The blessed communion fellowship divine
We feebly struggle
They in glory shine
Yet all are in thee
For all are thine
Alleluia.  1866


In the silent tomb we leave them
Till the resurrection morn
When our Saviour will receive them
And restore their lovely form
Requiescant in Pace.  1855


Friends nor physicians could not save
This mortal body from the grave
Nor can the grave confine him here
And Christ shall bid them to appear.  1865


A stranger to hypocrisy
And ready to reveal his mind
A warmer heart, more open hand
Or noble spirit, few will find.


The pains of death are passed
Labour and sorrow cease
And life’s long warfare closed at last
His soul is found in peace. 1885


The trial is ended, thy rest is won.



They were loving and pleasant in their lives and in death not long divided.

July 11th, 1874 started out as a sunny day with a moderate wind on Lake Ontario, Canada.These ideal conditions for sailing prompted Robert Henderson and Charles Anderson to launch their thirty foot centreboard sloop named “Foam” from the mooring at the Royal Canadian Yacht Club in Toronto. The Andersons with five friends (all from prominent Toronto families) headed towards their destination in Niagara-on-the-Lake where they intended to party at the Queen’s Royal Hotel.

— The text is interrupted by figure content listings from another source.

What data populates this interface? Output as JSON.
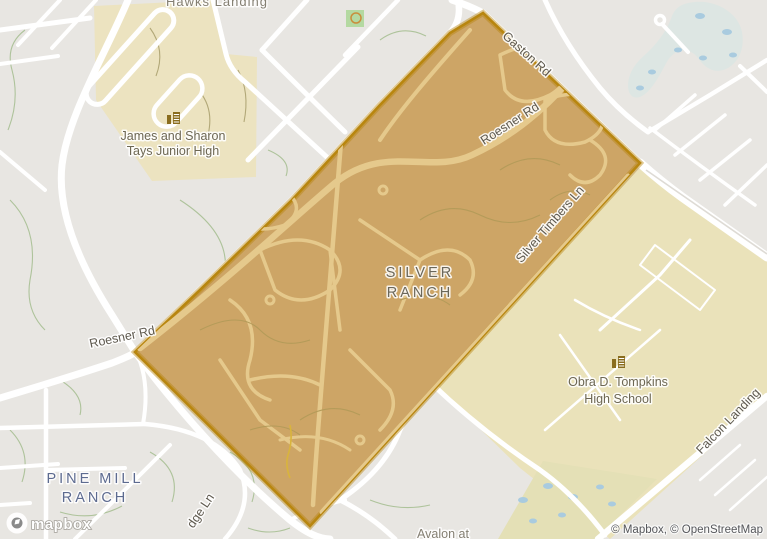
{
  "map_title": "Silver Ranch neighborhood map",
  "logo_text": "mapbox",
  "attribution": "© Mapbox, © OpenStreetMap",
  "labels": {
    "hawks_landing": "Hawks Landing",
    "silver_ranch_1": "SILVER",
    "silver_ranch_2": "RANCH",
    "pine_mill_1": "PINE MILL",
    "pine_mill_2": "RANCH",
    "avalon_partial": "Avalon at",
    "tays_1": "James and Sharon",
    "tays_2": "Tays Junior High",
    "tompkins_1": "Obra D. Tompkins",
    "tompkins_2": "High School"
  },
  "roads": {
    "gaston": "Gaston Rd",
    "roesner_inner": "Roesner Rd",
    "roesner_outer": "Roesner Rd",
    "silver_timbers": "Silver Timbers Ln",
    "falcon_landing": "Falcon Landing",
    "ridge_partial": "dge Ln"
  },
  "colors": {
    "land": "#e8e6e2",
    "road": "#ffffff",
    "school_area": "#ece3c0",
    "school_area_right": "#eae2ba",
    "park": "#b4d9a1",
    "water": "#dde6e3",
    "water_dots": "#a9cbdf",
    "wetland_band": "#e4e0b6",
    "highlight_fill": "#cda566",
    "highlight_border": "#b8860f",
    "highlight_street": "#e5c98c",
    "label_road": "#5e594e",
    "label_school": "#6d6753",
    "label_silver_ranch": "#6b675a",
    "label_pine_mill": "#5d6b90",
    "label_faded": "#847f72",
    "school_icon": "#8a6d1e"
  }
}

A sudden storm with heavy winds directed the yacht to a point where the strong current of the Niagara river merged with lake waters. The sudden turbulence caused a rogue wave to engulf the cabin and cockpit, immediately sinking the Foam, and pulling her down to a watery grave. Search and rescue vessels which were launched the following morning eventually discovered the vessel with five of the young men lying in their bunks.

Burial of the young men took place later at St. Mark’s Cemetery, Niagara-on-the-Lake. A white granite headstone surmounted by a Celtic Cross marks their resting place. The original inscription is almost illegible; “In affectionate remembrance of Robert C. Henderson, J. H. Murray, C. E. Anderson, Weir Anderson, Philips Braddon, C. V. W. Vernon, Vincent H. Taylor; who were lost on 11th July, 1874, by the foundering of the Yacht Foam.”

The memorial stone and seven gravestones are enclosed within a low  iron fence. A bronze plaque was erected by the Royal Canadian Yacht .

On the evening of July 11, 1874, the sailing yacht Foam left Toronto headed for Niagara-on-the-Lake. As darkness fell the wind freshened, blowing heavily from the east. Guests of the Queen’s Royal Hotel watched her lights flicker and disappear. Next morning, like and arm reaching to heaven, only the mast of the vessel showed above the breakers on the bar.

 A typical centreboarder with light draught and low freeboard, Foam was an older yacht and laboured in the high seas running. Despite the heroic efforts of all her crew all aboard were tragically lost. Here rest seven young yachtsmen from the Royal Canadian Yacht Club, Toronto.

C.E. Anderson, W. Anderson, P. Braddon, R.C. Henderson, J.H. Murray, V.H. Taylor, C. Vernon.

 This plaque is placed in fond remembrance by the Royal Canadian Yacht Club and the Anderson family in recognition of “sailors everywhere.”


The accident has been described as one of the greatest tragedies ever to befall the sport of yachting on Lake Ontario. It is interesting to note that salvage crews found five of the young men in their cabins, and yet the plaque states heroic efforts of all her crew. Repeated sightings of the ghostly Foam continue to this day.